Uma vez gente, jamais voaria. Constatação muito pesada para uma criança de três anos. Talvez tal episódio tenha fecundado os embriões teratológicos de minhas insegurança e covardia; contra as quais, sempre nocauteado em pé, luto inutilmente.
Depois, vieram os carros voadores de George Lucas, no primeiro Guerra nas Estrelas, em fins de 1977. Na época, muito se discutia sobre a plausibilidade de toda a tecnologia retratada no filme de Lucas, indubitavelmente, o maior marco dos efeitos especiais de todos os tempos do cinema.
Seriam possíveis sabres de luz? Dirigiríamos, um dia, em breve, de preferência, carros voadores? Desatolaríamos, enfim, nossos pés do chão tão ingrato que nos foi a Evolução?
Pouco se me davam, àquela altura, ou àquela pouca altura, àquela rasteirice de minha existência, tais elocubrações.
Mesmo que possíveis, se para amanhã ou se para um futuro próximo, carros voadores não me interessavam. Eram o sonho de outro, de outros.
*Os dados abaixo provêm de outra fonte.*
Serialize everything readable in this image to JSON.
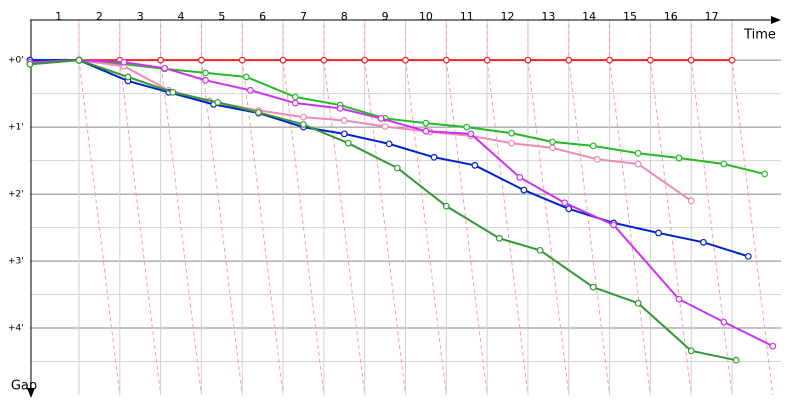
{
  "chart_data": {
    "type": "line",
    "x_label": "Time",
    "y_label": "Gap",
    "xlim": [
      -0.2,
      18.2
    ],
    "ylim": [
      -0.6,
      5.0
    ],
    "xticks": [
      {
        "value": 0.5,
        "label": "1"
      },
      {
        "value": 1.5,
        "label": "2"
      },
      {
        "value": 2.5,
        "label": "3"
      },
      {
        "value": 3.5,
        "label": "4"
      },
      {
        "value": 4.5,
        "label": "5"
      },
      {
        "value": 5.5,
        "label": "6"
      },
      {
        "value": 6.5,
        "label": "7"
      },
      {
        "value": 7.5,
        "label": "8"
      },
      {
        "value": 8.5,
        "label": "9"
      },
      {
        "value": 9.5,
        "label": "10"
      },
      {
        "value": 10.5,
        "label": "11"
      },
      {
        "value": 11.5,
        "label": "12"
      },
      {
        "value": 12.5,
        "label": "13"
      },
      {
        "value": 13.5,
        "label": "14"
      },
      {
        "value": 14.5,
        "label": "15"
      },
      {
        "value": 15.5,
        "label": "16"
      },
      {
        "value": 16.5,
        "label": "17"
      }
    ],
    "yticks": [
      {
        "value": 0,
        "label": "+0'"
      },
      {
        "value": 1,
        "label": "+1'"
      },
      {
        "value": 2,
        "label": "+2'"
      },
      {
        "value": 3,
        "label": "+3'"
      },
      {
        "value": 4,
        "label": "+4'"
      }
    ],
    "grid": true,
    "series": [
      {
        "color": "#ee2222",
        "x": [
          -0.2,
          1,
          2,
          3,
          4,
          5,
          6,
          7,
          8,
          9,
          10,
          11,
          12,
          13,
          14,
          15,
          16,
          17
        ],
        "values": [
          0,
          0,
          0,
          0,
          0,
          0,
          0,
          0,
          0,
          0,
          0,
          0,
          0,
          0,
          0,
          0,
          0,
          0
        ]
      },
      {
        "color": "#22bb22",
        "x": [
          -0.2,
          1,
          2.1,
          3.1,
          4.1,
          5.1,
          6.3,
          7.4,
          8.5,
          9.5,
          10.5,
          11.6,
          12.6,
          13.6,
          14.7,
          15.7,
          16.8,
          17.8
        ],
        "values": [
          0.06,
          0,
          0.06,
          0.13,
          0.19,
          0.25,
          0.55,
          0.67,
          0.87,
          0.94,
          1.0,
          1.09,
          1.22,
          1.28,
          1.39,
          1.46,
          1.55,
          1.7
        ]
      },
      {
        "color": "#f088b8",
        "x": [
          -0.2,
          1,
          2.1,
          3.2,
          4.2,
          5.4,
          6.5,
          7.5,
          8.5,
          9.6,
          10.6,
          11.6,
          12.6,
          13.7,
          14.7,
          16.0
        ],
        "values": [
          0.01,
          0,
          0.09,
          0.45,
          0.61,
          0.75,
          0.85,
          0.9,
          0.99,
          1.07,
          1.13,
          1.24,
          1.31,
          1.48,
          1.55,
          2.1
        ]
      },
      {
        "color": "#0022cc",
        "x": [
          -0.2,
          1,
          2.2,
          3.2,
          4.3,
          5.4,
          6.5,
          7.5,
          8.6,
          9.7,
          10.7,
          11.9,
          13.0,
          14.1,
          15.2,
          16.3,
          17.4
        ],
        "values": [
          0,
          0,
          0.31,
          0.48,
          0.66,
          0.79,
          1.0,
          1.1,
          1.25,
          1.45,
          1.57,
          1.94,
          2.22,
          2.43,
          2.58,
          2.72,
          2.93
        ]
      },
      {
        "color": "#cc33ee",
        "x": [
          -0.2,
          1,
          2.1,
          3.1,
          4.1,
          5.2,
          6.3,
          7.4,
          8.4,
          9.5,
          10.6,
          11.8,
          12.9,
          14.1,
          15.7,
          16.8,
          18.0
        ],
        "values": [
          0.03,
          0,
          0.03,
          0.12,
          0.3,
          0.45,
          0.64,
          0.72,
          0.87,
          1.06,
          1.1,
          1.75,
          2.13,
          2.46,
          3.57,
          3.91,
          4.27
        ]
      },
      {
        "color": "#339933",
        "x": [
          -0.2,
          1,
          2.2,
          3.3,
          4.4,
          5.4,
          6.5,
          7.6,
          8.8,
          10.0,
          11.3,
          12.3,
          13.6,
          14.7,
          16.0,
          17.1
        ],
        "values": [
          0.06,
          0,
          0.25,
          0.48,
          0.63,
          0.78,
          0.96,
          1.24,
          1.61,
          2.18,
          2.66,
          2.84,
          3.39,
          3.63,
          4.34,
          4.48
        ]
      }
    ]
  }
}
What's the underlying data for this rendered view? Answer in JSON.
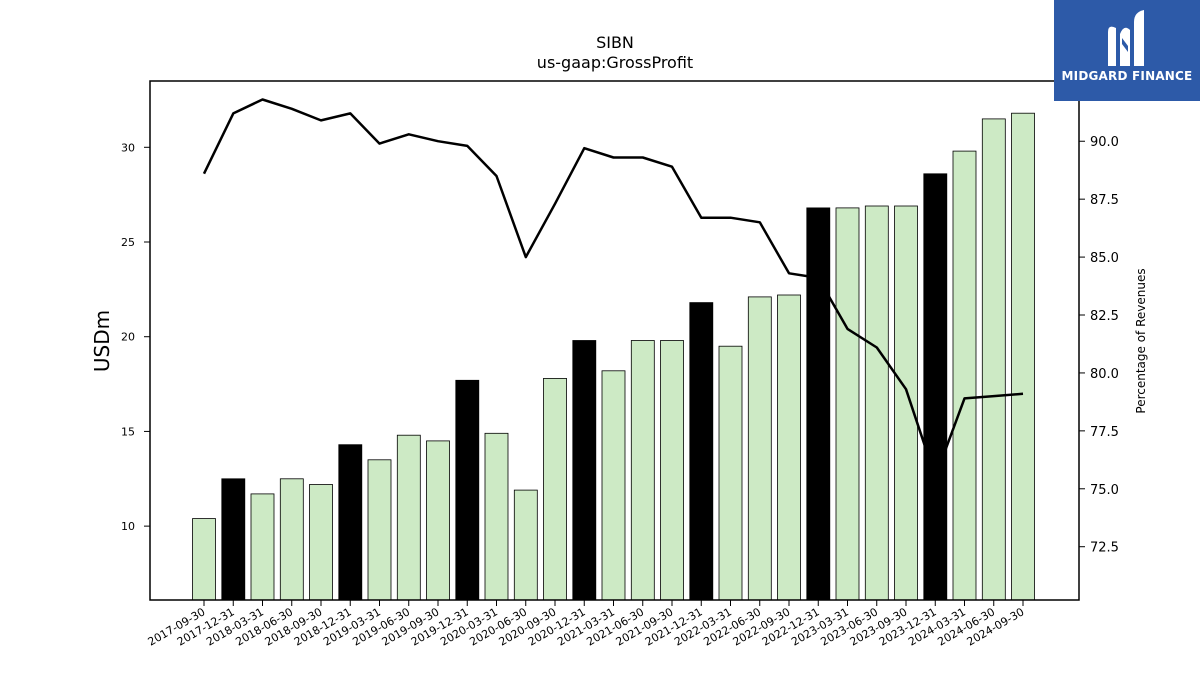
{
  "brand": {
    "name": "MIDGARD FINANCE",
    "color": "#2d5aa8"
  },
  "chart_data": {
    "type": "bar",
    "title": "SIBN",
    "subtitle": "us-gaap:GrossProfit",
    "ylabel": "USDm",
    "y2label": "Percentage of Revenues",
    "ylim": [
      6.1,
      33.5
    ],
    "y2lim": [
      70.2,
      92.6
    ],
    "yticks": [
      10,
      15,
      20,
      25,
      30
    ],
    "y2ticks": [
      "72.5",
      "75.0",
      "77.5",
      "80.0",
      "82.5",
      "85.0",
      "87.5",
      "90.0"
    ],
    "categories": [
      "2017-09-30",
      "2017-12-31",
      "2018-03-31",
      "2018-06-30",
      "2018-09-30",
      "2018-12-31",
      "2019-03-31",
      "2019-06-30",
      "2019-09-30",
      "2019-12-31",
      "2020-03-31",
      "2020-06-30",
      "2020-09-30",
      "2020-12-31",
      "2021-03-31",
      "2021-06-30",
      "2021-09-30",
      "2021-12-31",
      "2022-03-31",
      "2022-06-30",
      "2022-09-30",
      "2022-12-31",
      "2023-03-31",
      "2023-06-30",
      "2023-09-30",
      "2023-12-31",
      "2024-03-31",
      "2024-06-30",
      "2024-09-30"
    ],
    "series": [
      {
        "kind": "bar",
        "values": [
          10.4,
          12.5,
          11.7,
          12.5,
          12.2,
          14.3,
          13.5,
          14.8,
          14.5,
          17.7,
          14.9,
          11.9,
          17.8,
          19.8,
          18.2,
          19.8,
          19.8,
          21.8,
          19.5,
          22.1,
          22.2,
          26.8,
          26.8,
          26.9,
          26.9,
          28.6,
          29.8,
          31.5,
          31.8
        ],
        "year_end": [
          false,
          true,
          false,
          false,
          false,
          true,
          false,
          false,
          false,
          true,
          false,
          false,
          false,
          true,
          false,
          false,
          false,
          true,
          false,
          false,
          false,
          true,
          false,
          false,
          false,
          true,
          false,
          false,
          false
        ]
      },
      {
        "kind": "line",
        "axis": "right",
        "values": [
          88.6,
          91.2,
          91.8,
          91.4,
          90.9,
          91.2,
          89.9,
          90.3,
          90.0,
          89.8,
          88.5,
          85.0,
          87.3,
          89.7,
          89.3,
          89.3,
          88.9,
          86.7,
          86.7,
          86.5,
          84.3,
          84.1,
          81.9,
          81.1,
          79.3,
          75.5,
          78.9,
          79.0,
          79.1
        ]
      }
    ],
    "colors": {
      "bar": "#cdeac5",
      "year_end_bar": "#000000",
      "line": "#000000"
    }
  }
}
Não o meu.
E eu já contava com 10 anos e meio de idade : desiludido da vida, não acreditava nem mais me fiava nessas besteiras.
Mais tarde um pouco, na puberdade, fase de sonhos coloridos e "molhados", fui um grande pterodáctilo, um grande ser planador das terras do Sonhar, dos territórios do onírico.
Por vezes, sobrevoei os edifícios de minha cidade; por vezes, voei rasante e célere pelas ruas de seu centro velho, sempre vazias pela madrugada; eis outro de meus sonhos : ruas vazias de gente.
Creio, no entanto, que o desgosto de acordar de meus voos, e ver-me chafurdado no lodaçal de minha realidade, era tão grande que, com o tempo, meu cérebro foi bloqueando meus sonhos condoreiros. Nunca mais sonhei-me imune à gravidade.
Sigo, hoje, pois, a invejar a sorte de qualquer pardal ou beija-flor, de qualquer mariposa ou barata cascuda.